Hetna Regitze Bruun, Clemens Göschel-Hund und Dénise Beck (v. l. n. r.): drei der vier Mitglieder des Ensembles, das Berliner Wohnzimmer zur Opernbühne macht
Hetna Regitze Bruun, Clemens Göschel-Hund und Dénise Beck (v. l. n. r.): drei der vier Mitglieder des Ensembles, das Berliner Wohnzimmer zur Opernbühne macht
Eine dänisch-deutsche Gruppe von Musikern bringt die große Oper in Berliner Wohnzimmer. Anstelle von riesigen Flachbildfernsehern sorgen waschechte Sänger und Instrumente für beste Unterhaltung in den eigenen vier Wänden.

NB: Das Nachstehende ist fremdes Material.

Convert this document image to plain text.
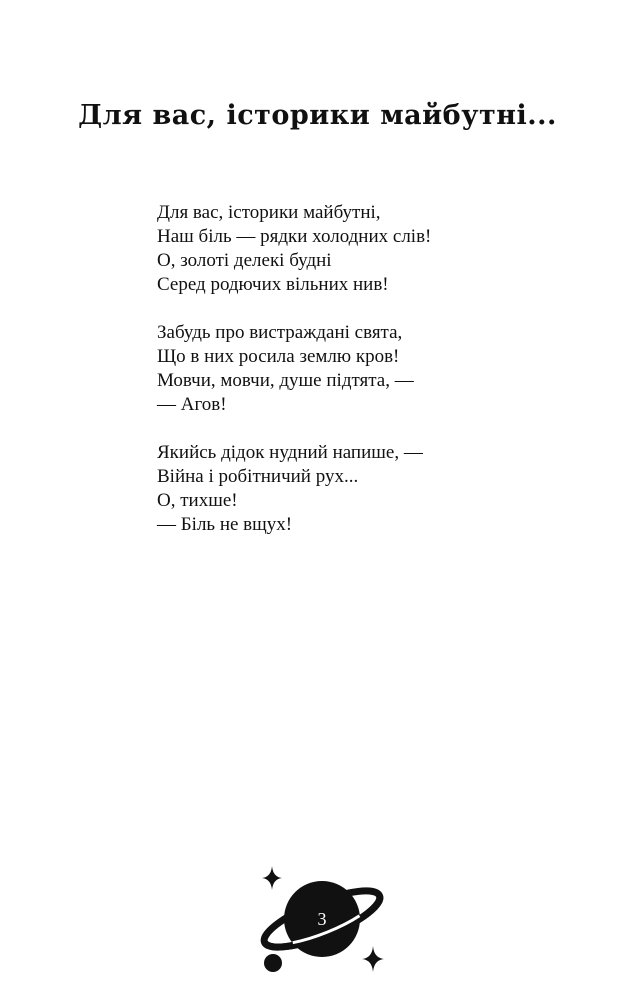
Для вас, історики майбутні...
Для вас, історики майбутні,
Наш біль — рядки холодних слів!
О, золоті делекі будні
Серед родючих вільних нив!
Забудь про вистраждані свята,
Що в них росила землю кров!
Мовчи, мовчи, душе підтята, —
— Агов!
Якийсь дідок нудний напише, —
Війна і робітничий рух...
О, тихше!
— Біль не вщух!
3
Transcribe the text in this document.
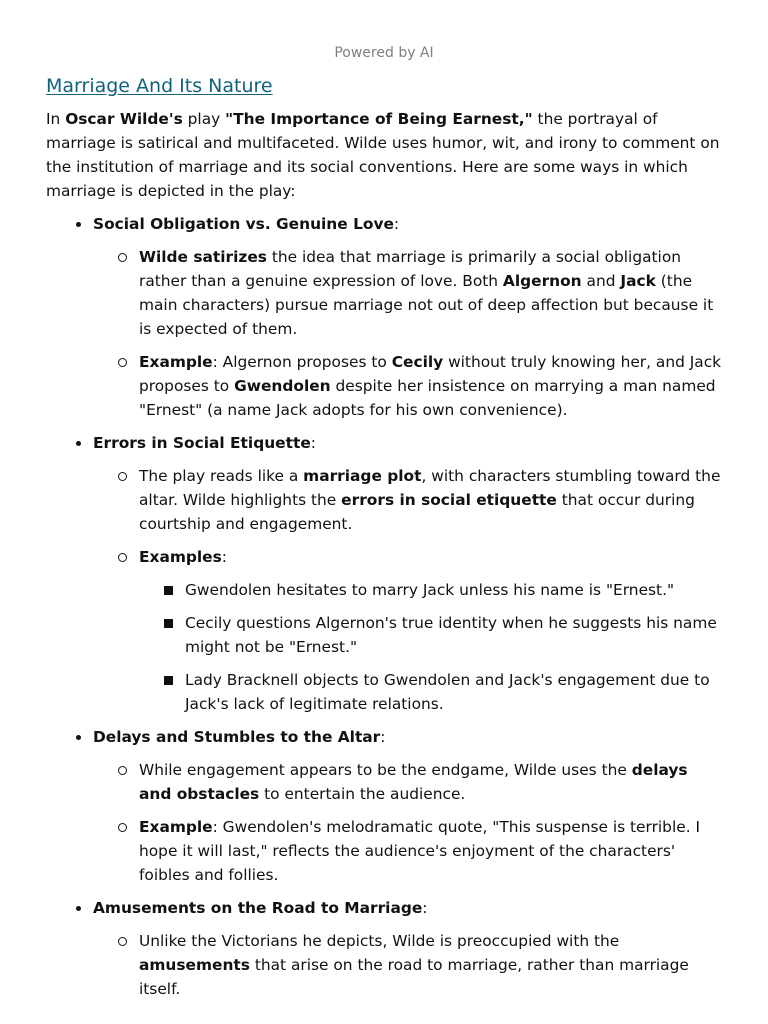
Powered by AI
Marriage And Its Nature

In Oscar Wilde's play "The Importance of Being Earnest," the portrayal of marriage is satirical and multifaceted. Wilde uses humor, wit, and irony to comment on the institution of marriage and its social conventions. Here are some ways in which marriage is depicted in the play:

Social Obligation vs. Genuine Love:
Wilde satirizes the idea that marriage is primarily a social obligation rather than a genuine expression of love. Both Algernon and Jack (the main characters) pursue marriage not out of deep affection but because it is expected of them.
Example: Algernon proposes to Cecily without truly knowing her, and Jack proposes to Gwendolen despite her insistence on marrying a man named "Ernest" (a name Jack adopts for his own convenience).
Errors in Social Etiquette:
The play reads like a marriage plot, with characters stumbling toward the altar. Wilde highlights the errors in social etiquette that occur during courtship and engagement.
Examples:
Gwendolen hesitates to marry Jack unless his name is "Ernest."
Cecily questions Algernon's true identity when he suggests his name might not be "Ernest."
Lady Bracknell objects to Gwendolen and Jack's engagement due to Jack's lack of legitimate relations.
Delays and Stumbles to the Altar:
While engagement appears to be the endgame, Wilde uses the delays and obstacles to entertain the audience.
Example: Gwendolen's melodramatic quote, "This suspense is terrible. I hope it will last," reflects the audience's enjoyment of the characters' foibles and follies.
Amusements on the Road to Marriage:
Unlike the Victorians he depicts, Wilde is preoccupied with the amusements that arise on the road to marriage, rather than marriage itself.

Hört sich sehr persönlich an, dieses Aufführungsumfeld. So mit dem eigenen Kinn unmittelbar am Knie des Sängers. Hetna Regitze Bruun lacht. Ganz so hautnah sei es nicht, sagt sie. „Vor allem lagen wir selbst auf den Knien, als wir was aus Humperdincks Oper ‚Hänsel und Gretel‘ gesungen haben.“ Aber die vorderste Stuhlreihe stand tatsächlich direkt an der Bühne. Genauso ist das auch beabsichtigt beim von Bruun erfundenen Opernabend in heimischer Wohnstube, genannt „Home Opera“, der vor Kurzem Premiere hatte. Kein Orchestergraben, keine Distanz zwischen Zuschauersaal und Bühne, keine Hemmschwelle. Jeder Atemzug, jeder Seufzer der Zuhörer ist für die Sänger hörbar. Und die Leute in der ersten Reihe können bei dramatischen Duetten einen Schirm aufspannen.

Aber wo soll in dieser hübschen, hellen, aber nur aus zwei Zimmern plus Küche und Bad bestehenden Wohnung in Prenzlauer Berg eine Bühne herkommen? Ganz einfach, dazu dient das nur wenige Zentimeter hohe Podest im Erker, wo ansonsten die Möbel stehen: ein Sessel, eine Lampe und der Fernseher. „Genau hier müsste man Oper spielen!“, hat Hetna Regitze Bruun der dänischen Freundin, die hier wohnt, vorgeschlagen, als sie zum ersten Mal bei ihr Kaffee trank. Gesagt, getan. Mittlerweile fand in der Wohnung die Premiere der Home Opera statt. Mit einem winzigen Ensemble, 50 Zuschauern im Wohnzimmer, der Bar in der Küche und der Künstlergarderobe im Schlafzimmer.

Keine Angst vor Opern

Das Heimoper-Ensemble besteht aus drei Dänen und einem Deutschen: Mezzosopranistin Bruun und Sopranistin Dénise Beck stammen beide aus Kopenhagen, der Bariton Simon Duus ist ebenfalls Däne, nur ihr Pianist Clemens Göschel-Hund kommt aus Waldsieversdorf. Er hat ein Studium an der Musikhochschule Hanns Eisler absolviert und lebt jetzt mit Beck in einer Musiker-WG in Weißensee. Die jungen Musiker verdienen ihr Geld mit professionellen Engagements in Dänemark, Wien oder bei den Bregenzer Festspielen.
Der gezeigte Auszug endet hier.